1. Introduction and Motivation

1.3. Data Classification

Our secondary level of classification is based on the origin of the data used in each paper. The data source list can be seen in Table 1. Each paper is assigned a type of data source.

We break the data sources down into primary and secondary. Primary data can be defined as "Original data collected by the visualisation researchers for a specific research goal". Secondary data can be defined as "Data originally collected for a different purpose and reused for another research question". We also include one sub-classification of web-scraped data that is a hybrid of both primary and secondary.

To illustrate these two, we present a data collection pipeline for visualisation in Figure 2. We use the term "A Priori" to describe the visualisation hypothesis that is formulated before the data is collected. If the initial data are collected after the visualisation hypothesis, then we refer to this as an "A Priori Hypothesis".


Figure 2. The differences between primary and secondary data sources in visualisation. Research involving primary data proposes the visualisation hypothesis before the data is collected (a priori hypothesis), here as research involving secondary data proposes the visualisation hypothesis with the knowledge that the data has already been collected (a posteriori hypothesis). The hybrid pipeline contains two stages of data collection pre and post hypothesis. The initial creation of the data is often in the context of social media. At this point, the data are not collected to support the hypothesis posed by the visualisation research. Once the visualisation hypothesis is formulated, the data can then be scraped and collated into a second structured dataset for the purpose of visual research.


Primary:

In this category, we include:

  • Intentional, Active Digital Collection
  • Intentional, Active Research Study Data

The first primary data source is the collection of data for the explicit purpose of the visualisation research featured in this survey. For example, Otsuka et al. collected data through electronic name tags worn by members of staff that identify and record interactions between the staff. These data are then used to visualise the inter-office relationships.
Study data are collected to support an a priori hypothesis first hand through interviews, questionnaires, and reviews. The most popular use of study data in this survey lies in the internal intelligence classification. These data are typically collected as part of the visualisation research. For example, Kandel et al. presented an interview study with data visualisation analysts working with industry to characterise the process of industrial data analysis.


Secondary:

Secondary data sources are not collated by those performing the visualisation research featured in this survey. Here, the researchers pose a hypothesis a posteriori, i.e., after the initial data collection. Researchers use the pre-existing data to explore and perform the analysis. In this category, we include:

  • A Priori Databases
  • Business Processes
  • Business By-product

Pre-existing databases are often used as a case study to demonstrate new visualisation techniques. They are databases that are created for the purpose of previous analysis, and not for the visualisation research in which it is currently used. Roberts et al. used a pre-existing database for their treemap-based research on call centre data, provided by their industry partner.

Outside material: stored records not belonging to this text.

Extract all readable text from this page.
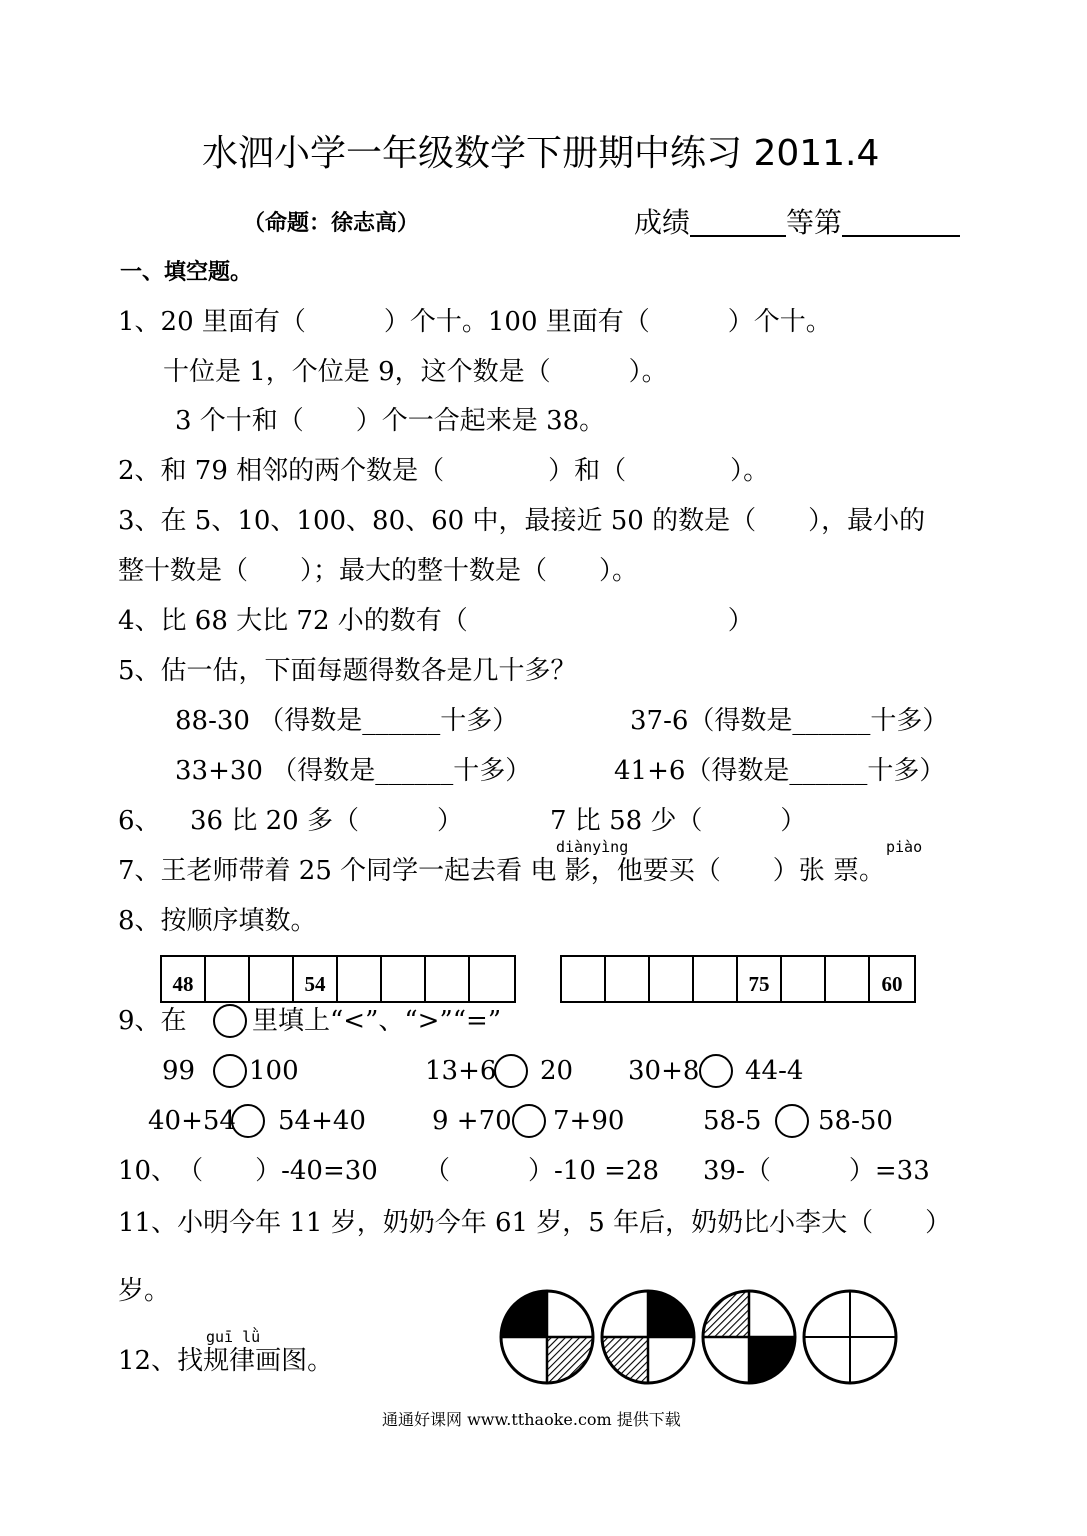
水泗小学一年级数学下册期中练习 2011.4
（命题：徐志高）	成绩	等第
一、填空题。
1、20 里面有（　　　）个十。100 里面有（　　　）个十。
十位是 1，个位是 9，这个数是（　　　）。
3 个十和（　　）个一合起来是 38。
2、和 79 相邻的两个数是（　　　　）和（　　　　）。
3、在 5、10、100、80、60 中，最接近 50 的数是（　　），最小的
整十数是（　　）；最大的整十数是（　　）。
4、比 68 大比 72 小的数有（　　　　　　　　　　）
5、估一估，下面每题得数各是几十多？
88-30 （得数是______十多）	37-6（得数是______十多）
33+30 （得数是______十多）	41+6（得数是______十多）
6、 36 比 20 多（　　　）	7 比 58 少（　　　）
diànyìng	piào
7、王老师带着 25 个同学一起去看 电 影，他要买（　　）张 票。
8、按顺序填数。
48	54	75	60
9、在	里填上“<”、“>”“=”
99 100	13+6 20 30+8 44-4
40+54 54+40	9 +70 7+90	58-5 58-50
10、　（　　）-40=30 （　　　）-10 =28 39-（　　　）=33
11、小明今年 11 岁，奶奶今年 61 岁，5 年后，奶奶比小李大（　　）
岁。
guī lǜ
12、找规律画图。
通通好课网 www.tthaoke.com 提供下载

Business process visualisation refers to the graphical representation of the operational procedures implemented within a company. For example, Broeksema et al. presented a visualisation system for business decision management and the processes behind these decisions.

The data by-product of a business is similar to pre-existing databases except that the data is collected as a by-product of business operations. These databases are often in the form of financial records, or Point of Sale (PoS) transactions. For example, Keim et al. presented a novel approach to bar chart designs using transactions data. The business by-product differentiates from the pre-existing database as data collected as a by-product will be part of a continuous generation and collection, regardless of who uses it.


Hybrid:

We classify web scraping data as a hybrid of both primary and secondary data. Although the data are originally gathered for a different purpose other than visualisation (Secondary), the collation of a new, structured dataset is performed after a hypothesis for visualisation is posed (Primary). This leads to our creation of the hybrid primary/secondary classification. It is often used in the field of customer feedback (see Figure 1) and often involves social media data. The data are downloaded from various online sources into an archive that can be used for research purposes. For example, Hao et al. presented a visual sentiment analysis of customer feedback streams through the scraping of Twitter data.

Web-scraped data are differentiated from a digital collection due to the process by which the data is obtained. Web scraped data utilise and collate online sources of information into one structured dataset. The real-world, digital collection of data utilises hardware components that collect information offline.